Based on CMS inspection data, Croatan Ridge Nursing and Rehabilitation Center has a clean safety record: no substantiated abuse findings (meaning no confirmed cases of resident harm), no Immediate Jeopardy citations (the most serious violation level indicating risk of serious injury or death), and is not on the Special Focus Facility watch list (a federal program monitoring the lowest-performing 1% of nursing homes). The facility has a 3-star overall rating and ranks #1 of 100 nursing homes in North Carolina. While no facility is perfect, families should still ask about staff-to-resident ratios and recent inspection results during their visit.

Do Nurses at Croatan Ridge Nursing And Rehabilitation Center Stick Around?

Croatan Ridge Nursing and Rehabilitation Center has a staff turnover rate of 37%, which is about average for North Carolina nursing homes (state average: 46%). Moderate turnover is common in nursing homes, but families should still ask about staff tenure and how the facility maintains care continuity when employees leave.

Was Croatan Ridge Nursing And Rehabilitation Center Ever Fined?

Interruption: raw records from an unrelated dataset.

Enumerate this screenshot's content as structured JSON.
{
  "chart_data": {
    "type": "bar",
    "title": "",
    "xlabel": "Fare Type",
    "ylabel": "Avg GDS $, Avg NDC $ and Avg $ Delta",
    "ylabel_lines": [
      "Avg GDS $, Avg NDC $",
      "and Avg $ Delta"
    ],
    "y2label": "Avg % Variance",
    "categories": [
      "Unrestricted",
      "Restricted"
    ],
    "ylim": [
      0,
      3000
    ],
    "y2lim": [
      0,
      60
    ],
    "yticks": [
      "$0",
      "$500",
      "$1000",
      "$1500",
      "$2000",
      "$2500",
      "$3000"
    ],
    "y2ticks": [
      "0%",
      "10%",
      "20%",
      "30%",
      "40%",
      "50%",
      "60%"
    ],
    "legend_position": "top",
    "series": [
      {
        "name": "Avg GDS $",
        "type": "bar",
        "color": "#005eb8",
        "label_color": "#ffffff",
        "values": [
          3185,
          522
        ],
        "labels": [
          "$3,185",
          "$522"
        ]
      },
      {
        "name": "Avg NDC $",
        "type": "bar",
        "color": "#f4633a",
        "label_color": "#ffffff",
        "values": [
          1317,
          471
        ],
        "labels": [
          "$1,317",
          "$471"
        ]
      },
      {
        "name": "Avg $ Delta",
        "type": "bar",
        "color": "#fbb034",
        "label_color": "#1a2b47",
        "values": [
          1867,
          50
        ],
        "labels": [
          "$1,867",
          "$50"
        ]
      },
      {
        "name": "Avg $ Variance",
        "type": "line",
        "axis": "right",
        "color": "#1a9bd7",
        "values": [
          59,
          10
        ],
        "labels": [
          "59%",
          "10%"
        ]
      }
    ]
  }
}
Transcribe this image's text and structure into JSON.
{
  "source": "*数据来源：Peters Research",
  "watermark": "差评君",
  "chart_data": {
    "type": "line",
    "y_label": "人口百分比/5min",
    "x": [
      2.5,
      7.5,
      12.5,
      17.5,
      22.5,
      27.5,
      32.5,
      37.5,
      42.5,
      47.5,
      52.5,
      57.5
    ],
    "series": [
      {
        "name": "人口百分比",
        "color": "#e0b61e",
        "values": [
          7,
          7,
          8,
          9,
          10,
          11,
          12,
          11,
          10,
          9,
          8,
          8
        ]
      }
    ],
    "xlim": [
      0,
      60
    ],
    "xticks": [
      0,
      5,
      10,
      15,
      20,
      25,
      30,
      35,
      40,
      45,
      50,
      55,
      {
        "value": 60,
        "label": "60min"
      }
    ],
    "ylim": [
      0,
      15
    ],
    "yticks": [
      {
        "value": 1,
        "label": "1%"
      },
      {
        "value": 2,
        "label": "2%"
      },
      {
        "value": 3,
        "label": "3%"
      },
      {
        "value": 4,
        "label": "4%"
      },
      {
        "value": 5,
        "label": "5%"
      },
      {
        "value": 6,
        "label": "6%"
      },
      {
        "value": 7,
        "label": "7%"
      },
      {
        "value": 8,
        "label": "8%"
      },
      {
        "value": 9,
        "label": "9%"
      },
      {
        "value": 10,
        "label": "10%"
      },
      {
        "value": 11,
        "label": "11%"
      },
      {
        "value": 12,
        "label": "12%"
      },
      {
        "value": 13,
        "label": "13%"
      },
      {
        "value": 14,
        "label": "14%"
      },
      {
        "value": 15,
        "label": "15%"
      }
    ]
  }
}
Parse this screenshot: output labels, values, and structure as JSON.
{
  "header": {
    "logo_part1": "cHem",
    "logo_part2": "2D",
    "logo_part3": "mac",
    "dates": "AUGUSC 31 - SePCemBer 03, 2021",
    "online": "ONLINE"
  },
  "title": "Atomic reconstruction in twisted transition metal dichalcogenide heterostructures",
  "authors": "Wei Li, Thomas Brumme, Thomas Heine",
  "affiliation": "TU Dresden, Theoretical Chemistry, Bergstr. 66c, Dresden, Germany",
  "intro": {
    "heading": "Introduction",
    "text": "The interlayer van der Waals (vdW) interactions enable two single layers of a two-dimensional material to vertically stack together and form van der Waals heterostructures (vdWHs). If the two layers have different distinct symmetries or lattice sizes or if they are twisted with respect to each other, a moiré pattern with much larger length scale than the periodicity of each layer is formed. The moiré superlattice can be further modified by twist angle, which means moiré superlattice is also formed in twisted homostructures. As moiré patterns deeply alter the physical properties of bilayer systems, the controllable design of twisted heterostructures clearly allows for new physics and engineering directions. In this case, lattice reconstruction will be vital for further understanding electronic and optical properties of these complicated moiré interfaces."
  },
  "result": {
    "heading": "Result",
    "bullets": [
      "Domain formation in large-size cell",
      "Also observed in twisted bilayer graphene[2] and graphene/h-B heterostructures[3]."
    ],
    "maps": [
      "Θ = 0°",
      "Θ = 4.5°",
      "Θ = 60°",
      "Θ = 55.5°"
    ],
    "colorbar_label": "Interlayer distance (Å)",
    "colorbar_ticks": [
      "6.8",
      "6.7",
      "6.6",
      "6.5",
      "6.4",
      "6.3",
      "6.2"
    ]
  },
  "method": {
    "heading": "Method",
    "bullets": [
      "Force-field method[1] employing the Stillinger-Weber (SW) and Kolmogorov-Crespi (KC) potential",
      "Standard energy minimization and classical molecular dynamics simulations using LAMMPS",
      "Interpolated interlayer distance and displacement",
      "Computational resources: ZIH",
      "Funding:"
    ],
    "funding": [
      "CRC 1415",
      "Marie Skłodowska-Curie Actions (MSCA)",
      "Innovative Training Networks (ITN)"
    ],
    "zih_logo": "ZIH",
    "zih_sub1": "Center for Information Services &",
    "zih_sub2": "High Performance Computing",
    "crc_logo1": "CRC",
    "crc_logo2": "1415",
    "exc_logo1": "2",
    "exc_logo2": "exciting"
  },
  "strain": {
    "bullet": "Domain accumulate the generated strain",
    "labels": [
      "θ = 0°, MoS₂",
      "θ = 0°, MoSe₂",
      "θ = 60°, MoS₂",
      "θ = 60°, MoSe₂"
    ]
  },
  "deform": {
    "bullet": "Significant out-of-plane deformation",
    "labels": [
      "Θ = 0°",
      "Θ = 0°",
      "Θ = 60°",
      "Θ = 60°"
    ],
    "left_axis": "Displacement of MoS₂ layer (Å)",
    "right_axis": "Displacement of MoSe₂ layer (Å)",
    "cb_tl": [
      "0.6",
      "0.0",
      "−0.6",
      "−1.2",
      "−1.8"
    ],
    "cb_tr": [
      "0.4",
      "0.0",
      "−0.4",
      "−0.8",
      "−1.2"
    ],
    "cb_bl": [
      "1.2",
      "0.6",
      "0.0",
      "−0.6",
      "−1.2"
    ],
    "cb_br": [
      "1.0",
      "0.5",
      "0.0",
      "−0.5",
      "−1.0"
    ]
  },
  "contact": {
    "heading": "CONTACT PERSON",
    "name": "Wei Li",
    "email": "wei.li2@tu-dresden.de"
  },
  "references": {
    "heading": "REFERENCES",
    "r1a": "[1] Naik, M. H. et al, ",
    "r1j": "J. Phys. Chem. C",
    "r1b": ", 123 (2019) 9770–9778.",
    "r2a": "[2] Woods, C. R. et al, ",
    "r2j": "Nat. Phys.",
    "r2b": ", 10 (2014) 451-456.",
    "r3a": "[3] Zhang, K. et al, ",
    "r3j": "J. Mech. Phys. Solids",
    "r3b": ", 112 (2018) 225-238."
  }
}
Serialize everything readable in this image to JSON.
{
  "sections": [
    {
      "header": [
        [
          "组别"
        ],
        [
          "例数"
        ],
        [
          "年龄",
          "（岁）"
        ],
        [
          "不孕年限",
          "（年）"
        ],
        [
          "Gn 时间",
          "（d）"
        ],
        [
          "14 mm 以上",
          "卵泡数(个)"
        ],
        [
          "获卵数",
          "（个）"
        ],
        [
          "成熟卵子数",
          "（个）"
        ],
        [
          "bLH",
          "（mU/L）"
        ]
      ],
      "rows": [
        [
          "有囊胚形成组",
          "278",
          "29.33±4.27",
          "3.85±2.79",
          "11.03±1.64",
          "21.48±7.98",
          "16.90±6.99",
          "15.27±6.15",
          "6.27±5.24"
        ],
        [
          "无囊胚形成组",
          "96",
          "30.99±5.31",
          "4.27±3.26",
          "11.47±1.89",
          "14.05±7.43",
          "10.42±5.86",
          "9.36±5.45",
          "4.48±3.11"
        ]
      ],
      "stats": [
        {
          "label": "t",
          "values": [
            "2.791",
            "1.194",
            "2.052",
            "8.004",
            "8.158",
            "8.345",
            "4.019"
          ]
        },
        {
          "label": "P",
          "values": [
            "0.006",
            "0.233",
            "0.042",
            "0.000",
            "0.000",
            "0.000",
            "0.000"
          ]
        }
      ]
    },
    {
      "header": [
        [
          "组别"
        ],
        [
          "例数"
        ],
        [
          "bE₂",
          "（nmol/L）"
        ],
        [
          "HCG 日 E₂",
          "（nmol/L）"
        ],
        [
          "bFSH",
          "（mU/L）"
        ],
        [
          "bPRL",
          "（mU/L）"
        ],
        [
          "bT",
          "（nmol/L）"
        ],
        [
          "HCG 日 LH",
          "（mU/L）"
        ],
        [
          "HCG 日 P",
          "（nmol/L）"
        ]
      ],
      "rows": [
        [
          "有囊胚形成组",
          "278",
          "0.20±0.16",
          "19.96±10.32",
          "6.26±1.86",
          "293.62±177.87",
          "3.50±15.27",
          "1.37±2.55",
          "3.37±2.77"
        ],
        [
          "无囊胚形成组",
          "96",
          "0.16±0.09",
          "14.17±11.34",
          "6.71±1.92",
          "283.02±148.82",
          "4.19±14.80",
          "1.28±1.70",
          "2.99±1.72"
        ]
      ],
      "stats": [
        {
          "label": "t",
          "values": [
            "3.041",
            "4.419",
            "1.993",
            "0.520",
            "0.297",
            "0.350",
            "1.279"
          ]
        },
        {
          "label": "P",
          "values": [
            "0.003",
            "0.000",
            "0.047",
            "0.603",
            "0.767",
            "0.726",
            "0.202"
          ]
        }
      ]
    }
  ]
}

Croatan Ridge Nursing and Rehabilitation Center has no federal fines on record. CMS issues fines when nursing homes fail to meet care standards or don't correct problems found during inspections. The absence of fines suggests the facility has either maintained compliance or corrected any issues before penalties were assessed. This is a positive indicator, though families should still review recent inspection reports for the full picture.

Is Croatan Ridge Nursing And Rehabilitation Center on Any Federal Watch List?

Croatan Ridge Nursing and Rehabilitation Center is not on any federal watch list. The most significant is the Special Focus Facility (SFF) program, which identifies the bottom 1% of nursing homes nationally based on persistent, serious quality problems. Not being on this list means the facility has avoided the pattern of deficiencies that triggers enhanced federal oversight. This is a positive indicator, though families should still review the facility's inspection history directly.